In this issue, our Knowledgeshare content covers many of this journal’s familiar themes of mental health, diabetes, and culturally competent nursing. The book review assesses one of the few evaluative descriptions arising from the Developing Race Equality (DRE) initiative, a highly resourced activity on which many expectations were placed and which closed earlier this year with little fanfare. Cathie Lloyd reports on a further development in her diabetes workshop series, Irena Papadopoulos reflects on the growing strength of the European Transcultural Nursing Association (ETNA), and we present a few more resources you might not have seen. In the Practitioner’s Blog, our guest author talks about an almost invisible, socially excluded or marginalised minority which, as a group, experiences real health problems.
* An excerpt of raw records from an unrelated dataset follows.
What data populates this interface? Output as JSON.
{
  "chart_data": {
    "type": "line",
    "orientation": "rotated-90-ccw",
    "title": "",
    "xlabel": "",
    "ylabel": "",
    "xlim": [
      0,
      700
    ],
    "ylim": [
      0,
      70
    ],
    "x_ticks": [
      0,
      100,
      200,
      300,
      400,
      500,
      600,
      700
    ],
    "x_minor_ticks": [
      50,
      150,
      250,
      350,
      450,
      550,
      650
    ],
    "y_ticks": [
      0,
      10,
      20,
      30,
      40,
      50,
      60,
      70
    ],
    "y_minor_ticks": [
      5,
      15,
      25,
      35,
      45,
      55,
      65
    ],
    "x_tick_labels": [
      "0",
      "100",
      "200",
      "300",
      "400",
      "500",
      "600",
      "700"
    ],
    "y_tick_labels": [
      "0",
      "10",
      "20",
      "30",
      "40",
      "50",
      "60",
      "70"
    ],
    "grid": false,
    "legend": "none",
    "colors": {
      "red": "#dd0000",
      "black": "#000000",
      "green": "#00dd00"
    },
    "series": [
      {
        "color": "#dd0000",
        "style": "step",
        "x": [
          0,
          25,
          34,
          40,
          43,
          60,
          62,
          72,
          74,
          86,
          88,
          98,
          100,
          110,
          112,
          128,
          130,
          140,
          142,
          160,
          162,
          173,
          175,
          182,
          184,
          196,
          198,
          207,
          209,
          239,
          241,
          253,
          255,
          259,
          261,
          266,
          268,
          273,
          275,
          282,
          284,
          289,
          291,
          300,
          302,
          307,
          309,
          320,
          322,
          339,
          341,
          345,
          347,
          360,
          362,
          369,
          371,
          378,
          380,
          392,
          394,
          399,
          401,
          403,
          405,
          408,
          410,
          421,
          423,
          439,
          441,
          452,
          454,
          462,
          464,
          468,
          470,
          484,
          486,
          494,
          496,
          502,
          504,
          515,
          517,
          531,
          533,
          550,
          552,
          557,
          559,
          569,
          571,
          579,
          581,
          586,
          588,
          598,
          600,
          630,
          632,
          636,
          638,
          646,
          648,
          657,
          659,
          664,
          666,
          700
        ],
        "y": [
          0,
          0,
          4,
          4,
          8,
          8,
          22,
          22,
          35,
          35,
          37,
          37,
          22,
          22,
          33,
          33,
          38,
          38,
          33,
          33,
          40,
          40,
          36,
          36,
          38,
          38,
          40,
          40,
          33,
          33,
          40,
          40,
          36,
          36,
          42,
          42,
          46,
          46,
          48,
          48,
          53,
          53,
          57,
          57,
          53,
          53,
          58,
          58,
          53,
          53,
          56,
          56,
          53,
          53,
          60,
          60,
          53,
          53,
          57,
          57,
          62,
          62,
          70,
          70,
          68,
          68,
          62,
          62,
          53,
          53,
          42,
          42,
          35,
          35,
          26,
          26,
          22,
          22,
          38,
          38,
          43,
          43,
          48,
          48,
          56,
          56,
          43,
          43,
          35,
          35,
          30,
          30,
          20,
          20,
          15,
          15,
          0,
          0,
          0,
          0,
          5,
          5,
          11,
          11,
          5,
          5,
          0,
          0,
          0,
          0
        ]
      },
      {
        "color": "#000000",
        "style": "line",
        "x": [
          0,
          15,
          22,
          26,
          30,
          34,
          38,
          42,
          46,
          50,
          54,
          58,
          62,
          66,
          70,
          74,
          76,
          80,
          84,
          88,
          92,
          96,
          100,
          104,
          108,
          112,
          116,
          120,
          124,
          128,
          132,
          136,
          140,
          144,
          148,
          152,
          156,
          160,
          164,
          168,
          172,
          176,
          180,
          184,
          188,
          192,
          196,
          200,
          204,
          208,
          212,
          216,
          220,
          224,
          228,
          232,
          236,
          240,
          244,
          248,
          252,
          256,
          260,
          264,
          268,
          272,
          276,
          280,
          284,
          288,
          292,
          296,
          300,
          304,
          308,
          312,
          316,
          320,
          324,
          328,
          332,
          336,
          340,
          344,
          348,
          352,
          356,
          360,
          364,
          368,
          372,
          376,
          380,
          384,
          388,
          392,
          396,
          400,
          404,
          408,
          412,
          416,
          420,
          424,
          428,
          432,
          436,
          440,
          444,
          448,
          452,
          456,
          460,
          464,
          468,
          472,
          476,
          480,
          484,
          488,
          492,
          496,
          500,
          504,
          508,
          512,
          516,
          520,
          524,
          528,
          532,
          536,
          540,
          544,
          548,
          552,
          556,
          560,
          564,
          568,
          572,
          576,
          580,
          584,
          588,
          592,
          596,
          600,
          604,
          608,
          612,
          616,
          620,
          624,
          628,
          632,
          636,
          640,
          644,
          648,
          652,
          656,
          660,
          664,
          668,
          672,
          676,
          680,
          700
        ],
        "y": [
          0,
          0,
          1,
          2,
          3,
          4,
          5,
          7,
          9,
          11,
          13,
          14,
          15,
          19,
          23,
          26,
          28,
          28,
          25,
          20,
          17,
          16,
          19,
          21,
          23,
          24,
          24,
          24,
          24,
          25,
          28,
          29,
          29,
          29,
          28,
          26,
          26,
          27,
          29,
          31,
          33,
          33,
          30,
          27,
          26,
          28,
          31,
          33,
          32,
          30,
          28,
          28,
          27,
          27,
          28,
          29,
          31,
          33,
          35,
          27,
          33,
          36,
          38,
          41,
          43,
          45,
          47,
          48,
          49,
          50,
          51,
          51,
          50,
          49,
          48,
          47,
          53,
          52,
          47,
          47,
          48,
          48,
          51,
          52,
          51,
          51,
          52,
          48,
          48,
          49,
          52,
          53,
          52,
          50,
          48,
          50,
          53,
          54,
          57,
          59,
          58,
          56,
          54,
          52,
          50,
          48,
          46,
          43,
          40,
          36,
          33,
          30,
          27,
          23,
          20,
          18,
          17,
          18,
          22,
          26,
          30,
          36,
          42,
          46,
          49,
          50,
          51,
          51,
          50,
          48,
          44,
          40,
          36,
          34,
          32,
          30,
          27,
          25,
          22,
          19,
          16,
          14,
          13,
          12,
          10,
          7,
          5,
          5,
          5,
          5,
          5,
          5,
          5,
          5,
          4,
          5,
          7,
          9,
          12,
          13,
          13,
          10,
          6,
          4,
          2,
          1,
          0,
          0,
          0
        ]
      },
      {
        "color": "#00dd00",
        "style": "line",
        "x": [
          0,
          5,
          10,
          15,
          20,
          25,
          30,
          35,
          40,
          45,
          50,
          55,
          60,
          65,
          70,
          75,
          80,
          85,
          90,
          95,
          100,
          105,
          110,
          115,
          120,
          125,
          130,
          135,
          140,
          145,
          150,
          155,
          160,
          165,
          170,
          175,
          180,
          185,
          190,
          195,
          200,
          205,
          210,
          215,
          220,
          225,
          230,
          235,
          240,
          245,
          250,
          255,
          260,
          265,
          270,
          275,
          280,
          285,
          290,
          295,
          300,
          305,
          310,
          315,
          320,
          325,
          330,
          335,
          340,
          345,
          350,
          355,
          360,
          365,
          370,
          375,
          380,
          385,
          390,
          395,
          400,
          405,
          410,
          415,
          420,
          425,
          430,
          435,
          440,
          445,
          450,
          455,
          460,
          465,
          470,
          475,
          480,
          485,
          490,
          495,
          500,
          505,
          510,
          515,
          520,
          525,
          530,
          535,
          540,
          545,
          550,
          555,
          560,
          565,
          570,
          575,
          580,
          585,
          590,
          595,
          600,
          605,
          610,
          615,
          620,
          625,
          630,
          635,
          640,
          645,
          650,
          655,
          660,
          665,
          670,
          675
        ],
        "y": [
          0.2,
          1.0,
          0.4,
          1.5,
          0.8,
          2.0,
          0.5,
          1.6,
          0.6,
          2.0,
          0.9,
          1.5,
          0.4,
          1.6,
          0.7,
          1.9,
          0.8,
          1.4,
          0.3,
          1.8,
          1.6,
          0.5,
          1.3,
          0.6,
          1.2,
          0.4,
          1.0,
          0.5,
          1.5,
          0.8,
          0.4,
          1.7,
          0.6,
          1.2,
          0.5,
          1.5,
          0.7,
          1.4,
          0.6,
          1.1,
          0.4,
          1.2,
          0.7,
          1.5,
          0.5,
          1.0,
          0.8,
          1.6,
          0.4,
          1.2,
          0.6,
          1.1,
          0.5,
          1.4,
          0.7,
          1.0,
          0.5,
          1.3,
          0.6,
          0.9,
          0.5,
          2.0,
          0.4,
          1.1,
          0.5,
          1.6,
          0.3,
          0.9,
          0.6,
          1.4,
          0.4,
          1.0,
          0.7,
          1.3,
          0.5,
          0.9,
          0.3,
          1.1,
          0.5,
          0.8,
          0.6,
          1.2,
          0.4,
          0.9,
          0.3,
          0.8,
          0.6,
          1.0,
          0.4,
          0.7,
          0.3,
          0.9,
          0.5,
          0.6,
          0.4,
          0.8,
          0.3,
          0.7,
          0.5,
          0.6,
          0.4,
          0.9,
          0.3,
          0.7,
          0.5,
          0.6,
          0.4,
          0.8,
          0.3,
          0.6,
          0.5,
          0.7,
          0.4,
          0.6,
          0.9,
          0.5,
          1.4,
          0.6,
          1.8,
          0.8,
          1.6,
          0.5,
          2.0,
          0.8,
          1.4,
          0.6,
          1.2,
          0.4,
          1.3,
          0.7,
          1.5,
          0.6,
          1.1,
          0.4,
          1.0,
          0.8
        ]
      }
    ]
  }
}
The homeless are not actually an ethnic group or in any sense one formed by a common, shared identity, but they are a population that is found in all locations and that is particularly vulnerable to (or at least living with)mental illness, irrespective of the direction of causality. Our practitioner authors here describe a ‘peer advocacy’ project which seems to suggest the transferability of techniques often advocated for minority ethnic groups, which have salience in other marginalised groups.We would welcome more good news and practice insights that address other dimensions of inequality, such as disability (see also Secretary of State, 2011).

Acknowledgements

We extend our thanks to the enormous number of people who help to make this journal what it is, not least of whom are the often unsung heroes of the peerreview process, who read the papers we send them before they are accepted for publication. They help us to see what is good, what is unoriginal, and what needs to be worked on further. Most of our authors have cause to be grateful for the care that these people from around the globe devote to reading and improving their work, even when the initial response is ‘reject’! Very seldom is that all that is said, and usually a detailed critique is provided that often assists the authors to resubmit a much improved product for the edification of us all, and the enhancement of the evidence and knowledge-bases for practice. Many thanks to you all.

Finally, we wish to add a small acknowledgement of support to the paper published in our previous issue by Denny et al (2011), which was accidentally omitted from that article. The authors gratefully acknowledge funding of the Endocul Project by a grant from the National Institute for Health Research, Research for Patient Benefit Programme.